You’re known to have two musical sides…

Yeah! (laughs)

What will we get, then? The rock side or the soul and funky side?

It’s very safe to say that, from this point on, what you’re hearing in Black Country Communion is the kind of music I’ll be making now. I’m known as the voice of rock, I’m known as the lead singing bass player from the 70’s with this big rock voice. I’m going to devote my time and love to the art of singing rock music.

« I think Rick Rubin prevents Chad from playing what he really wants to play. When Chad plays my music, he can play in a free style, which he can’t do with Red Hot Chili Peppers. »

Chad Smith’s been your drummer for a few years now and it looks like nowadays he is having much more pleasure playing with you or Chickenfoot than with the Red Hot Chili Peppers. When we hear your live album Soulfully Live In The City Of Angels, it sounds like he really is having a blast. Same thing for the latest Chickenfoot DVD. Actually, he now barely talks about the Red Hot Chili Peppers anymore, at least not with that much enthusiasm. Is this just a feeling I have or do you feel that too, being close to him?

Right now Chad is getting ready to make a new Chili Peppers album, with a new guitar player called Josh Klinghoffer. He’s the replacement for John Frusciante. It sounds good, it’s very Chili Peppers. Chad has been in the studio for the last six months, preparing for the new album with Rick Rubin. It will be recorded in September. They should be touring next year.

Ok, but do you feel that he is more enthusiastic with the music he plays with you compared to what he does with the Chili Peppers?

It’s a very nice thing you said. Chad and I are very close, I think he loves playing music with me. I think I can tell you why: he can play very freely with me. I think Rick Rubin prevents Chad from playing what he really wants to play. When Chad plays my music, he can play in a free style, which he can’t do with Red Hot Chili Peppers. I think he has a lot of fun in the Chili Peppers and in Chickenfoot, but what I give Chad and he gives back to me is insane. He’s an insane drummer.

In 2006, a second Hughes/Thrall album was announced but apparently you have put this project to rest. Why?

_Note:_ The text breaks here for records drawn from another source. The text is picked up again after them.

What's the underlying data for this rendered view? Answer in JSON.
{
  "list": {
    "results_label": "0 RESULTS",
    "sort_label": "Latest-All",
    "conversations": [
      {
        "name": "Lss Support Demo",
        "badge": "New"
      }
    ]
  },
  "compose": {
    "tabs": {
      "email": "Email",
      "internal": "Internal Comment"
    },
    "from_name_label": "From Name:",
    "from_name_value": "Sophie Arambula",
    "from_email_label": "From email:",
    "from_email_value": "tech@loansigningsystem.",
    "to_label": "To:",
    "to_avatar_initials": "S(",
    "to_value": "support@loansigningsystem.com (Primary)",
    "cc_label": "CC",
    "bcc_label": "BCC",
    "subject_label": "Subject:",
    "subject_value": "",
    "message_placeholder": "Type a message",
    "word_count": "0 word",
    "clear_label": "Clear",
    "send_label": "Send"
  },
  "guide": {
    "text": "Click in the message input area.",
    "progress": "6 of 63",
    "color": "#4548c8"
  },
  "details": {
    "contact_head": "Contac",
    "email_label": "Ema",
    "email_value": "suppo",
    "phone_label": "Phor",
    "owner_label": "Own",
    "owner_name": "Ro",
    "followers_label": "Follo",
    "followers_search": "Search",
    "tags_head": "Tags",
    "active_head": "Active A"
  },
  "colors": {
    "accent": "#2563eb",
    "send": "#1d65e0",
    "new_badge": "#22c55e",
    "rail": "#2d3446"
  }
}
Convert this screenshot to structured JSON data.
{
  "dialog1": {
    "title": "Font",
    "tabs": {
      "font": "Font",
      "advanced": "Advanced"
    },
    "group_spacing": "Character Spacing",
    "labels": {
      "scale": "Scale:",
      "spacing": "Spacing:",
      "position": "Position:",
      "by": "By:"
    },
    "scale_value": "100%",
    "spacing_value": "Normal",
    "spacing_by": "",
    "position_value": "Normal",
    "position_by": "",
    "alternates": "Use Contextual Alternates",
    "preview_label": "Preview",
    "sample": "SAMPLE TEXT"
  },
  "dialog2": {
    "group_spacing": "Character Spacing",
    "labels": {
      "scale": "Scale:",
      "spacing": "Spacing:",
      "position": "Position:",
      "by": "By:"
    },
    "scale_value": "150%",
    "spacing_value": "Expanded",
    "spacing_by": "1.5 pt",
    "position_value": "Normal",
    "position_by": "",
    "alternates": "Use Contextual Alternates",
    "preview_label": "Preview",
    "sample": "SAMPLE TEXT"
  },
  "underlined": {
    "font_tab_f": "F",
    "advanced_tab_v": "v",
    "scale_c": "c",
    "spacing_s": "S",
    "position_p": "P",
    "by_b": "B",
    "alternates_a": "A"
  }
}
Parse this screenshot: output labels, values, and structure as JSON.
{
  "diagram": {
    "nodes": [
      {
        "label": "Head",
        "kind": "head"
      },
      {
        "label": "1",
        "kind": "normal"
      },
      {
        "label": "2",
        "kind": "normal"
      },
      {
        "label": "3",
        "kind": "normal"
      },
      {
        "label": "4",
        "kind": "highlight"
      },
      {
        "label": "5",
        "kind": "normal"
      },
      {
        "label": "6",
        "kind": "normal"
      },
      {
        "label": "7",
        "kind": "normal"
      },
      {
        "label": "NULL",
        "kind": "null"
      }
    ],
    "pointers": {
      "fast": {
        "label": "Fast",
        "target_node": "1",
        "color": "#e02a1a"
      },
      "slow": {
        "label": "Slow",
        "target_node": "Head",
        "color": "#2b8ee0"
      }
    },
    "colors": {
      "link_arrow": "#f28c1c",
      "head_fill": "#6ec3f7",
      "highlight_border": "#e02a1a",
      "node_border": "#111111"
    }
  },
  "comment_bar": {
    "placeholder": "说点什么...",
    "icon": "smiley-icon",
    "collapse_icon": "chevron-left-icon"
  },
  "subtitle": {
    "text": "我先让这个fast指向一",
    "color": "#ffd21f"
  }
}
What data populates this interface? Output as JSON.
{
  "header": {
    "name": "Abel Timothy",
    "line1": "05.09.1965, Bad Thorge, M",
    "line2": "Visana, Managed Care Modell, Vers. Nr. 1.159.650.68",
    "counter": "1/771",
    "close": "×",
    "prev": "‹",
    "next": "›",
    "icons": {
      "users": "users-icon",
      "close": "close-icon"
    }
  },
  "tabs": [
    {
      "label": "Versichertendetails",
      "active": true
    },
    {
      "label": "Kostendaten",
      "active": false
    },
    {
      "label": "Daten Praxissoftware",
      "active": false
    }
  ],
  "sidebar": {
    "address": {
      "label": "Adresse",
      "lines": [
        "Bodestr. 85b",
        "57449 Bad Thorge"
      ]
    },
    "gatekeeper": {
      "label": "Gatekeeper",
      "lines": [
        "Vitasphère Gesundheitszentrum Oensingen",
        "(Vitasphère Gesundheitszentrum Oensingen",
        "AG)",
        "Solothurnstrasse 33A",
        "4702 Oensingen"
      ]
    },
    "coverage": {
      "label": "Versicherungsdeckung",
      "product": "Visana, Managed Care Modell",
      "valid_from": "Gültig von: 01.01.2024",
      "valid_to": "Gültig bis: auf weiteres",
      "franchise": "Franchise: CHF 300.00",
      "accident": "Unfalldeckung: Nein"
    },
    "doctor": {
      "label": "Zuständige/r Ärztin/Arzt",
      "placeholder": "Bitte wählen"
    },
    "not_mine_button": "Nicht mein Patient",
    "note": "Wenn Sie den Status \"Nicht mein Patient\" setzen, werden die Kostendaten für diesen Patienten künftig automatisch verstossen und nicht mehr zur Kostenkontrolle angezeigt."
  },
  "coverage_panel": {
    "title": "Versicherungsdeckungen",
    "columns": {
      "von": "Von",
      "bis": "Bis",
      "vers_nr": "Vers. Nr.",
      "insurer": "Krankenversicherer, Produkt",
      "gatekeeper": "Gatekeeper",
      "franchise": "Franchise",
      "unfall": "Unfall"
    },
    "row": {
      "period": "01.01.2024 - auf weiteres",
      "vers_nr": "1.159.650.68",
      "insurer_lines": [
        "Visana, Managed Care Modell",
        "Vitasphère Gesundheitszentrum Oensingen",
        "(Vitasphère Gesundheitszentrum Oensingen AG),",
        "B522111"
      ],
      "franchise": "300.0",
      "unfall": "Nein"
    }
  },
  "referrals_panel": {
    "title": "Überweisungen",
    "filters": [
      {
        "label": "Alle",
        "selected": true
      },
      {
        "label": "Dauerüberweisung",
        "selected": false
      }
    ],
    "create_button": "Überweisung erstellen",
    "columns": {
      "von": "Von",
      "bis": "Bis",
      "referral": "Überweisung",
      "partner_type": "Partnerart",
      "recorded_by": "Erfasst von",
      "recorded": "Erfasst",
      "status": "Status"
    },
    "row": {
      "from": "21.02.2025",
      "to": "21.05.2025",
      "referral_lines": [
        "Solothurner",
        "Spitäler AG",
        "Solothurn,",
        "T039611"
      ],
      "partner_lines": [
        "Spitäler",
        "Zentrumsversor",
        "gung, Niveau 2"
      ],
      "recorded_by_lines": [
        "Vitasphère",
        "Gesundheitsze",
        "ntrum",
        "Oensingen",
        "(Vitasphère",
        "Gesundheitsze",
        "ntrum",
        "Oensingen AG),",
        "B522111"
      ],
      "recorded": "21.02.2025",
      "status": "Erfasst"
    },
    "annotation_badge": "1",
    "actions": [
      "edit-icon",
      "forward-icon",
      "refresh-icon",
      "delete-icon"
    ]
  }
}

Oh, God… In 1999, Pat and I started to come together in New York City to write the reunion. I spent a week in New York and we recorded six songs. In 2004, Pat moved to Las Vegas, so I went there and recorded four more songs with him. We finished the vocals, but the guitar wasn’t finished. I had written four more songs to do with Pat three years ago, but he couldn’t commit to go and finish in the studio. In every interview I do, I’m asked when we’re gonna release the album. I can’t really answer that, because I can’t get him to commit.

Can we expect a new collaboration with Tony Iommi anytime soon, to get a follow-up to the Fused album?

I’m doing the High Voltage Festival in London this month for the Ronnie Dio tribute. Tony, Geezer, Vinny, myself and Jorn Lande are doing the concert for Ronnie. As you know, Tony and I are very close friends, and there’s a possibility we’ll work together again.

You’re known to usually have a lot of projects; do you have any other project for the future?

No, the only thing I’ve got right now is this band, Black Country Communion. It’s my baby, it’s my pride and joy. I’ve just worked on the logo, I’ve got the cover design, I’m doing all the press. This is my only love, I want to cherish this baby till the end!